I think it is fair to say that we right now stand on the threshold of the James Webb Space Telescope era in astronomy, astrophysics and astrochemistry. The unrivalled spatial and spectral resolution of Webb holds the potential to observe the earliest galaxies, to allow us to witness the formation of new stars and planetary systems, and to reveal signatures of life in the atmosphere of planets around foreign stars.

While the rest of us are standing on the threshold to the James Webb Space Telescope era, Ewine van Dishoeck has already stepped through the door. Along with her collaborators, she is among the first to report the detection, with Webb, of the spectral fingerprints of complex molecules frozen out in ices on nanoscale dust grains around a forming star. Such observations may allow us to understand the complex processes involved in star and planet formation, and to determine whether the molecular building blocks of life can form in interstellar space, even before the formation of stars and planets.

Ewine van Dishoeck has played a key role in shaping the future of astrophysics and astrochemistry research in the decades to come. She has done this through her involvement with the development of the mid-infrared instrument – MIRI – on the James Webb Space Telescope, through her patronage of the Atacama Large Millimeter/sub-millimeter Array and through a relentless pushing of the-state-of-the-art in laboratory astrochemistry and in molecular astrophysics modelling. However, her influence on the future of astrochemistry is not limited to scientific breakthroughs, hardware and new methodologies. Maybe the most important mark that she has placed on the future of research in the field is via the many PhD students, post docs and collaborators that she has interacted with and whose research trajectories she has helped shape over the years.

Ewine van Dishoeck is Professor of Molecular Astrophysics at Leiden University and External Scientific Member of the Max-Planck Institut für Extraterrestrische Physik in Garching. Until this summer she was the President of the International Astronomical Union, representing 10,000 astronomers from close to 100 different countries. Ewine van Dishoeck has strong ties to Danish research with collaborators at Århus University, Copenhagen University and the Technical University of Denmark.

The Niels Bohr International Gold Medal committee finds that Ewine van Dishoeck’s work represents an important extension of Niels Bohr’s seminal work on the atomic model to modern day astrophysics.
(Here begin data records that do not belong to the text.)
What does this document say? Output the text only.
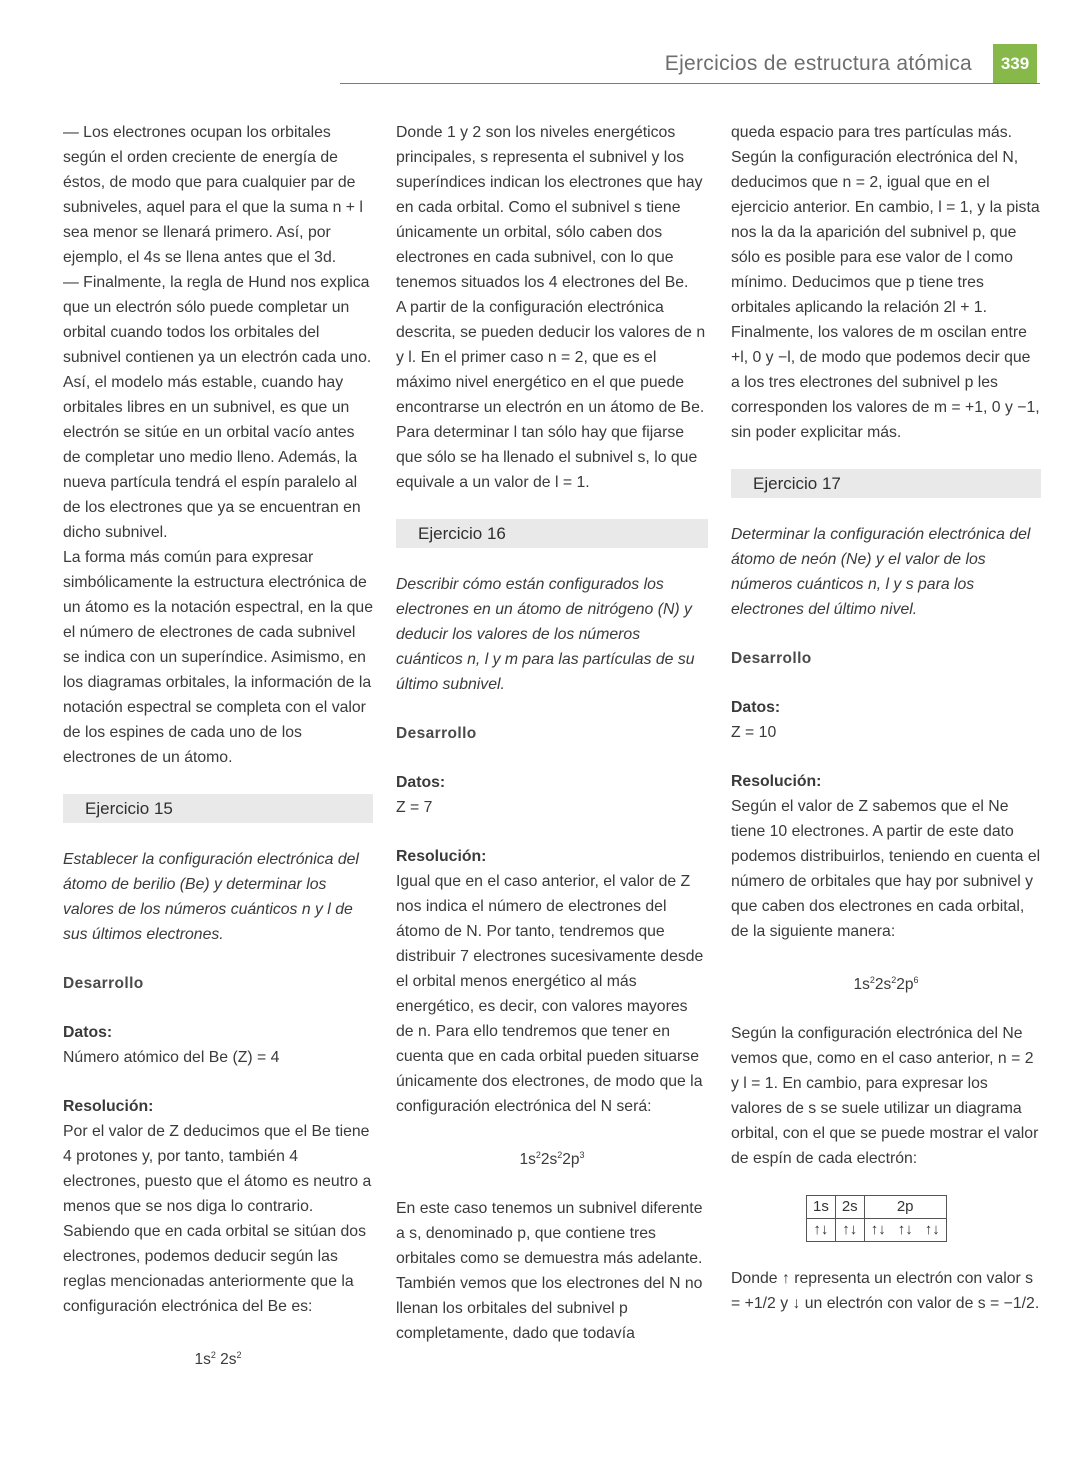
Ejercicios de estructura atómica	339

— Los electrones ocupan los orbitales según el orden creciente de energía de éstos, de modo que para cualquier par de subniveles, aquel para el que la suma n + l sea menor se llenará primero. Así, por ejemplo, el 4s se llena antes que el 3d.

— Finalmente, la regla de Hund nos explica que un electrón sólo puede completar un orbital cuando todos los orbitales del subnivel contienen ya un electrón cada uno. Así, el modelo más estable, cuando hay orbitales libres en un subnivel, es que un electrón se sitúe en un orbital vacío antes de completar uno medio lleno. Además, la nueva partícula tendrá el espín paralelo al de los electrones que ya se encuentran en dicho subnivel.

La forma más común para expresar simbólicamente la estructura electrónica de un átomo es la notación espectral, en la que el número de electrones de cada subnivel se indica con un superíndice. Asimismo, en los diagramas orbitales, la información de la notación espectral se completa con el valor de los espines de cada uno de los electrones de un átomo.

Ejercicio 15

Establecer la configuración electrónica del átomo de berilio (Be) y determinar los valores de los números cuánticos n y l de sus últimos electrones.

Desarrollo

Datos:

Número atómico del Be (Z) = 4

Resolución:

Por el valor de Z deducimos que el Be tiene 4 protones y, por tanto, también 4 electrones, puesto que el átomo es neutro a menos que se nos diga lo contrario. Sabiendo que en cada orbital se sitúan dos electrones, podemos deducir según las reglas mencionadas anteriormente que la configuración electrónica del Be es:

$1s^2$ $2s^2$

Donde 1 y 2 son los niveles energéticos principales, s representa el subnivel y los superíndices indican los electrones que hay en cada orbital. Como el subnivel s tiene únicamente un orbital, sólo caben dos electrones en cada subnivel, con lo que tenemos situados los 4 electrones del Be.

A partir de la configuración electrónica descrita, se pueden deducir los valores de n y l. En el primer caso n = 2, que es el máximo nivel energético en el que puede encontrarse un electrón en un átomo de Be. Para determinar l tan sólo hay que fijarse que sólo se ha llenado el subnivel s, lo que equivale a un valor de l = 1.

Ejercicio 16

Describir cómo están configurados los electrones en un átomo de nitrógeno (N) y deducir los valores de los números cuánticos n, l y m para las partículas de su último subnivel.

Desarrollo

Datos:

Z = 7

Resolución:

Igual que en el caso anterior, el valor de Z nos indica el número de electrones del átomo de N. Por tanto, tendremos que distribuir 7 electrones sucesivamente desde el orbital menos energético al más energético, es decir, con valores mayores de n. Para ello tendremos que tener en cuenta que en cada orbital pueden situarse únicamente dos electrones, de modo que la configuración electrónica del N será:

$1s^22s^22p^3$

En este caso tenemos un subnivel diferente a s, denominado p, que contiene tres orbitales como se demuestra más adelante. También vemos que los electrones del N no llenan los orbitales del subnivel p completamente, dado que todavía

queda espacio para tres partículas más. Según la configuración electrónica del N, deducimos que n = 2, igual que en el ejercicio anterior. En cambio, l = 1, y la pista nos la da la aparición del subnivel p, que sólo es posible para ese valor de l como mínimo. Deducimos que p tiene tres orbitales aplicando la relación 2l + 1.

Finalmente, los valores de m oscilan entre +l, 0 y −l, de modo que podemos decir que a los tres electrones del subnivel p les corresponden los valores de m = +1, 0 y −1, sin poder explicitar más.

Ejercicio 17

Determinar la configuración electrónica del átomo de neón (Ne) y el valor de los números cuánticos n, l y s para los electrones del último nivel.

Desarrollo

Datos:

Z = 10

Resolución:

Según el valor de Z sabemos que el Ne tiene 10 electrones. A partir de este dato podemos distribuirlos, teniendo en cuenta el número de orbitales que hay por subnivel y que caben dos electrones en cada orbital, de la siguiente manera:

$1s^22s^22p^6$

Según la configuración electrónica del Ne vemos que, como en el caso anterior, n = 2 y l = 1. En cambio, para expresar los valores de s se suele utilizar un diagrama orbital, con el que se puede mostrar el valor de espín de cada electrón:

1s	2s	2p		
↑↓	↑↓	↑↓	↑↓	↑↓

Donde ↑ representa un electrón con valor s = +1/2 y ↓ un electrón con valor de s = −1/2.
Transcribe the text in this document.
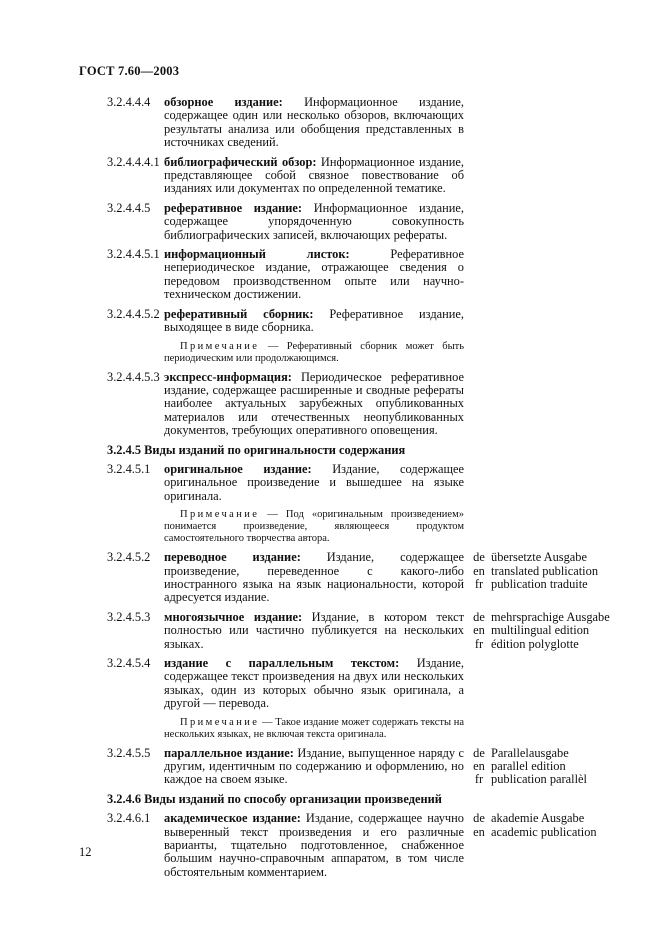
ГОСТ 7.60—2003
3.2.4.4.4 обзорное издание: Информационное издание, содержащее один или несколько обзоров, включающих результаты анализа или обобщения представленных в источниках сведений.
3.2.4.4.4.1 библиографический обзор: Информационное издание, представляющее собой связное повествование об изданиях или документах по определенной тематике.
3.2.4.4.5 реферативное издание: Информационное издание, содержащее упорядоченную совокупность библиографических записей, включающих рефераты.
3.2.4.4.5.1 информационный листок: Реферативное непериодическое издание, отражающее сведения о передовом производственном опыте или научно-техническом достижении.
3.2.4.4.5.2 реферативный сборник: Реферативное издание, выходящее в виде сборника.
Примечание — Реферативный сборник может быть периодическим или продолжающимся.
3.2.4.4.5.3 экспресс-информация: Периодическое реферативное издание, содержащее расширенные и сводные рефераты наиболее актуальных зарубежных опубликованных материалов или отечественных неопубликованных документов, требующих оперативного оповещения.
3.2.4.5 Виды изданий по оригинальности содержания
3.2.4.5.1 оригинальное издание: Издание, содержащее оригинальное произведение и вышедшее на языке оригинала.
Примечание — Под «оригинальным произведением» понимается произведение, являющееся продуктом самостоятельного творчества автора.
3.2.4.5.2 переводное издание: Издание, содержащее произведение, переведенное с какого-либо иностранного языка на язык национальности, которой адресуется издание.
de übersetzte Ausgabe
en translated publication
fr publication traduite
3.2.4.5.3 многоязычное издание: Издание, в котором текст полностью или частично публикуется на нескольких языках.
de mehrsprachige Ausgabe
en multilingual edition
fr édition polyglotte
3.2.4.5.4 издание с параллельным текстом: Издание, содержащее текст произведения на двух или нескольких языках, один из которых обычно язык оригинала, а другой — перевода.
Примечание — Такое издание может содержать тексты на нескольких языках, не включая текста оригинала.
3.2.4.5.5 параллельное издание: Издание, выпущенное наряду с другим, идентичным по содержанию и оформлению, но каждое на своем языке.
de Parallelausgabe
en parallel edition
fr publication parallèl
3.2.4.6 Виды изданий по способу организации произведений
3.2.4.6.1 академическое издание: Издание, содержащее научно выверенный текст произведения и его различные варианты, тщательно подготовленное, снабженное большим научно-справочным аппаратом, в том числе обстоятельным комментарием.
de akademie Ausgabe
en academic publication
12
Ewine van Dishoeck’s work is based on the detection of atoms and molecules in interstellar space via their spectral signatures, and is aimed at elucidating how the microscopic atomic and molecular world impacts the macroscopic structures of stars, planets and galaxies. The scientific quality and the implications of this research for our understanding of the universe and our origins make Ewine van Dishoeck an excellent choice for the Niels Bohr International Gold Medal 2022.